Nos fascina ese carácter poderoso, pero también cierta fragilidad, la cabeza baja, el rocín flaco. Pintores como Gericault o Stubbs se afanaron en dominar la anatomía del caballo. Se pasaban el tiempo en los desolladeros, analizando músculos y huesos. Otros como Degas encontraron la modernidad pintando un caballo como si fuera un juguete, porque «se llega a la idea de lo verdadero a través de lo falso». Y otros como Lucien Freud los descarnaron sin necesidad de desollarlos, los hicieron espejo de autocompasión. No hubo antropólogo que no usara un caballo para datar un momento axial de la humanidad, ni filósofo que no encontrara en él un concepto con el que explicar conceptos que escapan a la razón, ni poeta que no diera lustre a sus héroes o a sus fantasías mitológicas con un hermoso corcel, ni gran novelista (Flaubert, Tolstoi) que no lo empleara para describir los anhelos y los sentimientos, sobre todo femeninos, porque son ellas (véase la película De chicas y caballos, de Monika Trent, 2014) las que encuentran en el caballo «el último peluche», la transición perfecta del juego al erotismo y a la maternidad, el verdadero sexo libre.

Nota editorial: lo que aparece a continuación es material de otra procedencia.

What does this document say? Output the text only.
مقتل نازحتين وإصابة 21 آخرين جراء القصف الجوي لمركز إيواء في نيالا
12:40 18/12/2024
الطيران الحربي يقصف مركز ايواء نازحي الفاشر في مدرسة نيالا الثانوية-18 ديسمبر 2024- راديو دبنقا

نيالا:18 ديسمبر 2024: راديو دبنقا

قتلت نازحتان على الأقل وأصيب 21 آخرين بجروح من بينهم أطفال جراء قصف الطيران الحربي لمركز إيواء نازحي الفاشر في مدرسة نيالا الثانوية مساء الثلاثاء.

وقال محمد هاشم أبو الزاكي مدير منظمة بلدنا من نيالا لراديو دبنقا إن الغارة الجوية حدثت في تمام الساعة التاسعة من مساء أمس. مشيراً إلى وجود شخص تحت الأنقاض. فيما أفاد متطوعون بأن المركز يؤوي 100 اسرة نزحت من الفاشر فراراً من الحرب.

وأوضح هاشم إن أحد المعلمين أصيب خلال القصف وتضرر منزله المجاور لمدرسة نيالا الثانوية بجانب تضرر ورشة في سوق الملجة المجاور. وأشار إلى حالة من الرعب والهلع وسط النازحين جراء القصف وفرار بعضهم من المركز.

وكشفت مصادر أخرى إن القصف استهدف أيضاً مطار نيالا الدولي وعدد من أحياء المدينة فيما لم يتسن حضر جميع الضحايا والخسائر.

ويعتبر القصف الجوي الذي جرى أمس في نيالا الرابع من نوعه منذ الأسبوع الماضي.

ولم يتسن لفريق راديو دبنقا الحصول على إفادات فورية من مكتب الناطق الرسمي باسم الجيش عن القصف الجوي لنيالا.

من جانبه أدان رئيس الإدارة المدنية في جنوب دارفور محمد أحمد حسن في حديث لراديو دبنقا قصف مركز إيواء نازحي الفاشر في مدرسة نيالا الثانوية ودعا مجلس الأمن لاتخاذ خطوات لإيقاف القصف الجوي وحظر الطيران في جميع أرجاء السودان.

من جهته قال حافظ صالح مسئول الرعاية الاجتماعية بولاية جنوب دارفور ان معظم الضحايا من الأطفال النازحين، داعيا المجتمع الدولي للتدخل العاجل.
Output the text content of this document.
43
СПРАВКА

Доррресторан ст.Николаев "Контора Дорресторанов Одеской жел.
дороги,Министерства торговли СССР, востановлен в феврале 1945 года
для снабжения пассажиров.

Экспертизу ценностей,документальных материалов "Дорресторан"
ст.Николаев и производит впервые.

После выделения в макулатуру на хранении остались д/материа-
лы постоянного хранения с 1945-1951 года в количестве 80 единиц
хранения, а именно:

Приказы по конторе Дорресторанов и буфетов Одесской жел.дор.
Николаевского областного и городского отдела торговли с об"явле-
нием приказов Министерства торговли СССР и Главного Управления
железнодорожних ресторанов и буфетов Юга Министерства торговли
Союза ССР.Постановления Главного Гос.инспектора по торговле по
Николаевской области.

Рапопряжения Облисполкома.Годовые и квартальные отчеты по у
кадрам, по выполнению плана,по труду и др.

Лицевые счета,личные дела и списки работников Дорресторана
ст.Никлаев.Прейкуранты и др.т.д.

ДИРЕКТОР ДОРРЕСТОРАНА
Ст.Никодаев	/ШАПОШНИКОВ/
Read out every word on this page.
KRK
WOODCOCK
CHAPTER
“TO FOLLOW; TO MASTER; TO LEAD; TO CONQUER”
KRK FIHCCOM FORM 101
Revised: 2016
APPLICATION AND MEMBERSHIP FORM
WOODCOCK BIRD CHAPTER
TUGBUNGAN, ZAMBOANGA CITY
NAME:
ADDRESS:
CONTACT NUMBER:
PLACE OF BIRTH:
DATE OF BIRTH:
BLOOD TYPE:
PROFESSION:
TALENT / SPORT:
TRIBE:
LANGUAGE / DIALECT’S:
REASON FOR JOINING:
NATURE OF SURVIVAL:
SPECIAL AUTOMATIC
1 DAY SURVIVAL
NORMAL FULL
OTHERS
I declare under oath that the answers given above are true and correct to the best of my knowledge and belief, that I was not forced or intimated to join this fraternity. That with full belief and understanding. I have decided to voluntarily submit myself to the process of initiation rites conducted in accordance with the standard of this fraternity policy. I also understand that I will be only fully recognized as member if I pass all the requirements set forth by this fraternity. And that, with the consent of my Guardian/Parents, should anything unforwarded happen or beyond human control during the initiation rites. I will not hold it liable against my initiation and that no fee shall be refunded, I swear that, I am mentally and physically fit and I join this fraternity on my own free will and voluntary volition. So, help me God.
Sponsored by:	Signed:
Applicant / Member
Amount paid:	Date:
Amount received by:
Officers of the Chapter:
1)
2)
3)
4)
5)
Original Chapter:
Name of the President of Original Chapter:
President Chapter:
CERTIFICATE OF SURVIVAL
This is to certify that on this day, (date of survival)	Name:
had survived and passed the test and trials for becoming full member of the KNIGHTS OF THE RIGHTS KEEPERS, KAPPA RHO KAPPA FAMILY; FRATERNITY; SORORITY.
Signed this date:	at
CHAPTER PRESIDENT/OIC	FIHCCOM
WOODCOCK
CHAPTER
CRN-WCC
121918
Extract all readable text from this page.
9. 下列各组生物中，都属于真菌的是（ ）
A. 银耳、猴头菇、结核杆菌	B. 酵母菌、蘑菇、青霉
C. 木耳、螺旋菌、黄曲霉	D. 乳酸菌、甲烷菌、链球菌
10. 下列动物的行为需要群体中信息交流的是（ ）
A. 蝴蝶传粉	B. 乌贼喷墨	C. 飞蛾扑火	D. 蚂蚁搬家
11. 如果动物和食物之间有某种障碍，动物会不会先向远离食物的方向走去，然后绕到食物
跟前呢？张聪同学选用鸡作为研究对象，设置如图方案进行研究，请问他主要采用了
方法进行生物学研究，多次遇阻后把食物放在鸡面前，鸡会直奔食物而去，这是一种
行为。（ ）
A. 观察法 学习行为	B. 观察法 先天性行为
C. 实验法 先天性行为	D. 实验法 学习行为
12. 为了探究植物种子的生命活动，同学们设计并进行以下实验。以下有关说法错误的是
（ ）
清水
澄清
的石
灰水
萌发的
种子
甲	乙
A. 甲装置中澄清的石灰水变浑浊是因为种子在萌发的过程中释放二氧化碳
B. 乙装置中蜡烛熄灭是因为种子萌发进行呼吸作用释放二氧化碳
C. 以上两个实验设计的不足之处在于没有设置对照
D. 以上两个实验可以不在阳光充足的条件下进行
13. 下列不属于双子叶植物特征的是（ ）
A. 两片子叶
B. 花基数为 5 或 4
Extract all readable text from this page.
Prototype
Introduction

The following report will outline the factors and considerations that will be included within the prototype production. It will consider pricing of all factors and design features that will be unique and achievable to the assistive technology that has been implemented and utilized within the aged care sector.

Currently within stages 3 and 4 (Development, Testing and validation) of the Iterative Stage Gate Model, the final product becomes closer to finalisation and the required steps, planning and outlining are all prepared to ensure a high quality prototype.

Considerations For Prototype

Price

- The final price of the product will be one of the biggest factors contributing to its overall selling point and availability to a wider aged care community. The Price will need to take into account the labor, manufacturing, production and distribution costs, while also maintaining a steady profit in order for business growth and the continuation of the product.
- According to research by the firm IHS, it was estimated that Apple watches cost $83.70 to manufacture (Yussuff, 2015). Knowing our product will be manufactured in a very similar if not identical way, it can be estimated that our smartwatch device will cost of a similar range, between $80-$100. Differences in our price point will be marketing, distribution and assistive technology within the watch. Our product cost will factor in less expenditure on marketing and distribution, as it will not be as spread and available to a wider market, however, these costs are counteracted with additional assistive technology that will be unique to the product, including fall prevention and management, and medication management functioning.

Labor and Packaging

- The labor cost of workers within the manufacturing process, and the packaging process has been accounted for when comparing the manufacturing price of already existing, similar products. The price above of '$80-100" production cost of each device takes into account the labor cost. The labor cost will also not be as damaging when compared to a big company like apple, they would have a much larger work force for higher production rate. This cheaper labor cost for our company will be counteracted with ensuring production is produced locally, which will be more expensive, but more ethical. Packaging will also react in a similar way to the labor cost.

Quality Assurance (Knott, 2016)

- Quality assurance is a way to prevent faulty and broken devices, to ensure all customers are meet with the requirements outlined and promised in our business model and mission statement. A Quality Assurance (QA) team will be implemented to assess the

   Raskólnikov tenía pesadillas con un caballos apaleado y moribundo al que besaba llorando en su agonía. Nietzsche se agarró en Turín a un pobre caballejo maltratado y lo llamaba hermano. Los dos, Nietzsche y él, son quienes más lejos han llevado esta dolorosa mezcla de ambición y piedad, de gloria y de miseria, sin perder, aun en los momentos de la muerte, su hermosa dignidad.
   Por todos estos hechos, datos y autores cabalga Raulff en un tono a veces algo abstracto, otras ligeramente repetitivo, pero siempre abundante en conceptos prolíficos. Forma parte de esas historias transversales que en los últimos años, la era de los datos, se agradecen por su selección y organización. A eso se dedican los historiadores de la cultura, a escoger y a ordenar, como los poetas. Bien es verdad que a veces insiste demasiado en sus lecturas antropológicas, cuando lo que desde siempre se busca en este género son los datos elocuentes. Lástima que de aquí solo diga que el caballo ibérico, mezclado con el árabe, era el más buscado en toda Europa, pero le habrían servido detalles como la última carga del general Monasterio en Alfambra (otra de las incontables últimas veces que se empleó la caballería como fuerza de choque), o la imagen de un caballo de rejones junto a la de uno de picar, o la de un purasangre inglés frente a la de un brabanzón. En esa sugestiva teoría del origen caballar de los ritmos musicales, el tintineo del yunque, para el que le habría venido como de molde un martinete de Camarón. Pero es muy alemán el libro, morboso por momentos, entretenido, pero se deja la columna vertebral de la importancia del caballo: su trato con el individuo que lo necesita para trabajar y debe cuidarlo bien para que le dure. No todo ha sido guerras y exterminios, atascos de tráfico ni norias que chirrían. Buena parte de la humanidad sobrevivió hasta el siglo XX con un caballo en la cuadra, o un asno, o un mulo, clases bajas de las que en este libro rampante nunca se dice nada, compañeros de fueron creando por necesidad una compasión anterior a la filosófica y urbana. Fueron las ciudades las que mataron al caballo y las que declararon las guerras. En el campo, por la cuenta que les traía, casi siempre lo trataron bien.

Ulrich Raulff, Adiós al caballo, trad. Joaquín Chamorro, Taurus, 472 p.